Full disclosure: I'm currently slowly making my way through Nate Silver's The Signal and the Noise: Why so many predictions fail -- but some don't. It's all about how to deal with uncertainty in forecasting. I'm enjoying it.
The problem with economists' forecasts is that they're often wrong. Embarrassingly wrong.
The article gives economists a bit of a ribbing, and fair enough. But the fault doesn't wholly lie with economists -- they are after all dealing with multiple variables and layers of uncertainty attached to each. And economists presumably provide these forecasts because they're something the public and policymakers want to know. Forecasts are useful because policy responses can be slow: you really want to get your underground bunker built before the hurricane hits. Economic forecasts fill a necessary gap.
I could almost live with that, if the forecasts were delivered with appropriate humility and caveats. But often they're not -- or at least, the soundbites that make it to print do not reflect that. It's the over-confidence that bugs me. And while some of this may come down to naivety about the way media works, it's a little hard to swallow when many of these economists are seasoned media commentators.
There are also incentives at play. Economists are rewarded by the media for their grandiose predictions: they're the ones who get headlines, airtime and name recognition. By the time future events eventuate, the public memory of the exact forecast is long gone, all that remains is the memory that 'this economist said something smart on TV this one time'. The media too have an incentive to publish clear and confident forecasts: they make good soundbites.
The RNZ article suggests the media include more caveats and disclaimers when broadcasting economists giving their forecasts. That would help. But we can go further.
Here are 3 things that I think would help incentivise better reporting of forecasts:
1) Have a public database of economists' past forecasts compared with the actual outcome. We already see a bit of this with political polling. Keeping a track record of economists' past claims has to be a good start to incentivising better commentary. Those with low confidence in their forecasts might be more reluctant to comment to media if they know they'll be held accountable. And it incentivises those who do talk to media to take more care with their claims. It's also a useful tool for the public to compare different takes and understand how forecasts stack up to reality.
2) Improve the supply-side of the equation. This is cribbed from the aforementioned Nate Silver book, who in turn references George Mason University economist Robin Hanson. Robin Hanson's recommendation is to use prediction markets, where the public can place bets on economic or policy outcomes. Hanson's insight is that there are simply very few incentives to produce good forecasts. By adding a real financial stake to forecasting, the incentives increase and shift away from just looking good to peers (e.g. being on TV and making headlines). An advantage of prediction markets is that they're dynamic: they can provide real-time information by being constantly updated when new information comes to light. Anyway, all of this sounds good and reasonable. But then I remember we don't have iPredict anymore in NZ so...there goes that idea.

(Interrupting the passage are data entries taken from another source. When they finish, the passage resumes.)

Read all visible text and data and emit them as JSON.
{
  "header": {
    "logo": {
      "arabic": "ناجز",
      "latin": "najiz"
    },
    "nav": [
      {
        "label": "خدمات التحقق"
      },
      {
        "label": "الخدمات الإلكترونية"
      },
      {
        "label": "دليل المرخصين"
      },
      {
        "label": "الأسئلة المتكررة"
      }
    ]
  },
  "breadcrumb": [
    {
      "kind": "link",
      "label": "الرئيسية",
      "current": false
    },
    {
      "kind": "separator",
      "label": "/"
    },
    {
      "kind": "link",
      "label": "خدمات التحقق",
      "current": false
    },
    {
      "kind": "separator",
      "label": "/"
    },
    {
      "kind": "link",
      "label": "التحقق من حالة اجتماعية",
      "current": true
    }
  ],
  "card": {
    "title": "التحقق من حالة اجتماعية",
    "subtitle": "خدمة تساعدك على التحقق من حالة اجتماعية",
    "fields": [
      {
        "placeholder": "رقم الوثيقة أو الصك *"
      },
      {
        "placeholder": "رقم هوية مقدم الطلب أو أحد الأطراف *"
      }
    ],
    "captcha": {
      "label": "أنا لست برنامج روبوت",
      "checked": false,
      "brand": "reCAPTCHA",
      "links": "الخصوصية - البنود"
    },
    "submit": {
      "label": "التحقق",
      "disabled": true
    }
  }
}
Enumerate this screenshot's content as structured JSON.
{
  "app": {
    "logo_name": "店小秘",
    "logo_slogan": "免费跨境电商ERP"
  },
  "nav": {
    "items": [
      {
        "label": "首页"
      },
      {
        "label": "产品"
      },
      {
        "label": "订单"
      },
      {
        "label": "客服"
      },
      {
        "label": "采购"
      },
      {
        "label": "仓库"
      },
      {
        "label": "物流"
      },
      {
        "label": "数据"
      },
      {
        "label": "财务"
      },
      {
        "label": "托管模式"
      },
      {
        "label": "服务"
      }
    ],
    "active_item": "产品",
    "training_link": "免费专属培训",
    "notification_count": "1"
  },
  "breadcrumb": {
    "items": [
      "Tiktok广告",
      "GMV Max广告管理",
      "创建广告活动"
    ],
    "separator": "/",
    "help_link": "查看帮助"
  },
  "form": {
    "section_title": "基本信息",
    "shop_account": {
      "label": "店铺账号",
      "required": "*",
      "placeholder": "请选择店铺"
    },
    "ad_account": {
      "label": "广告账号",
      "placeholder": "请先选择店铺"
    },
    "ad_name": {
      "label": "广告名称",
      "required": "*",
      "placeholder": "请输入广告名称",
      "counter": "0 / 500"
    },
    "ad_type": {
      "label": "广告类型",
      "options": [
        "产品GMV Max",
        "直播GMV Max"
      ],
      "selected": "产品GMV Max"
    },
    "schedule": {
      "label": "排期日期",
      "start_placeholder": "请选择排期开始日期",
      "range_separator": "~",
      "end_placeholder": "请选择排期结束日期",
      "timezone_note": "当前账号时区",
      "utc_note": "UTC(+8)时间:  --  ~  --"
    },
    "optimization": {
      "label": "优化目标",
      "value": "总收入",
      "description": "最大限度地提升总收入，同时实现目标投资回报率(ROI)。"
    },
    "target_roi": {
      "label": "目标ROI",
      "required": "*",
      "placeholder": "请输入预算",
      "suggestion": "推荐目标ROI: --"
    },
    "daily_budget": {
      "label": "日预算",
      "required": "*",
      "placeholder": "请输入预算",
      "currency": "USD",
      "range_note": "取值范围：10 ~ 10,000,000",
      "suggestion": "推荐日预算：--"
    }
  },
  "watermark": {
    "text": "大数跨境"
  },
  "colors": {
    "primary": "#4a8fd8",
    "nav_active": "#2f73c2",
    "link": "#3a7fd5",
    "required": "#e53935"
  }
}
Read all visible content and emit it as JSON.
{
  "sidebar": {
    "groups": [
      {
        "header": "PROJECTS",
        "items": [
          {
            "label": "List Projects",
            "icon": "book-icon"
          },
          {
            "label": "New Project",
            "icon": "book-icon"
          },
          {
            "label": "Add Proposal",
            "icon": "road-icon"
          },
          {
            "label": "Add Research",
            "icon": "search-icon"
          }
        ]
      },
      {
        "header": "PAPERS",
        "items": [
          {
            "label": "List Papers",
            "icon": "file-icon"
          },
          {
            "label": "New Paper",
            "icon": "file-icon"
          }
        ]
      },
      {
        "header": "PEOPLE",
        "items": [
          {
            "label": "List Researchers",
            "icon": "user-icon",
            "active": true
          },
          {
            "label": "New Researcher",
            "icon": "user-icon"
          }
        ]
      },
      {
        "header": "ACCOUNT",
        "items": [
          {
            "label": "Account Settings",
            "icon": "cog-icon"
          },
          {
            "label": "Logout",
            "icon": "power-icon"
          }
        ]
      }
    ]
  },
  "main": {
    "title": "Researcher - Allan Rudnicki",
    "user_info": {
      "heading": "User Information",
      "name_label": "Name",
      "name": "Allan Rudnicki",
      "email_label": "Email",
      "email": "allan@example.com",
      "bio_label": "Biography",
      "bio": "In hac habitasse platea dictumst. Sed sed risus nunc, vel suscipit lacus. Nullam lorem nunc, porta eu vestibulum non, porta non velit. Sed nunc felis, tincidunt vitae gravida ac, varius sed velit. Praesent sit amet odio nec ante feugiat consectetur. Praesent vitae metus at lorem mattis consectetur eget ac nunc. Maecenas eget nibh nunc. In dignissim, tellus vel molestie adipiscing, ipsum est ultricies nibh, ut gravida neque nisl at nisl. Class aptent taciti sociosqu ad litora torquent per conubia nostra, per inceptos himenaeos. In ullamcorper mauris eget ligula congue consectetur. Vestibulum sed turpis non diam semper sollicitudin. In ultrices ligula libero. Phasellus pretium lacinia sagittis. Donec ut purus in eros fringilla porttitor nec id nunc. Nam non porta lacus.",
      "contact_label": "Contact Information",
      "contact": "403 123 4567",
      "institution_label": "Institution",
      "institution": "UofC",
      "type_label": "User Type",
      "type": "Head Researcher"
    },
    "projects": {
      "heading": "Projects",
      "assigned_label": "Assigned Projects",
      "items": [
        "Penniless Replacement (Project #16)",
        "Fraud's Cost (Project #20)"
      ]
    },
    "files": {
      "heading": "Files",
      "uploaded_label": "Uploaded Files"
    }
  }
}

3) Improve the demand-side of the equation: publish the margins of error, or confidence intervals, in forecasts. This is also cribbed from the Nate Silver book. The idea is to encourage the media and public to be better consumers of forecasts. Again, the public are already familiar with this format with political polling (whether they understand margins of error, I cannot comment). Good economists know and will admit that their forecasts carry a range of uncertainty. Being able to communicate that uncertainty is not only useful for the public, but is also fairer on the economists who should know and want to highlight the uncertainty of their forecasts.
Not all economists who make forecasts are bad, and not all forecasts are bad. What we need are better mechanisms for discerning which ones to take more seriously.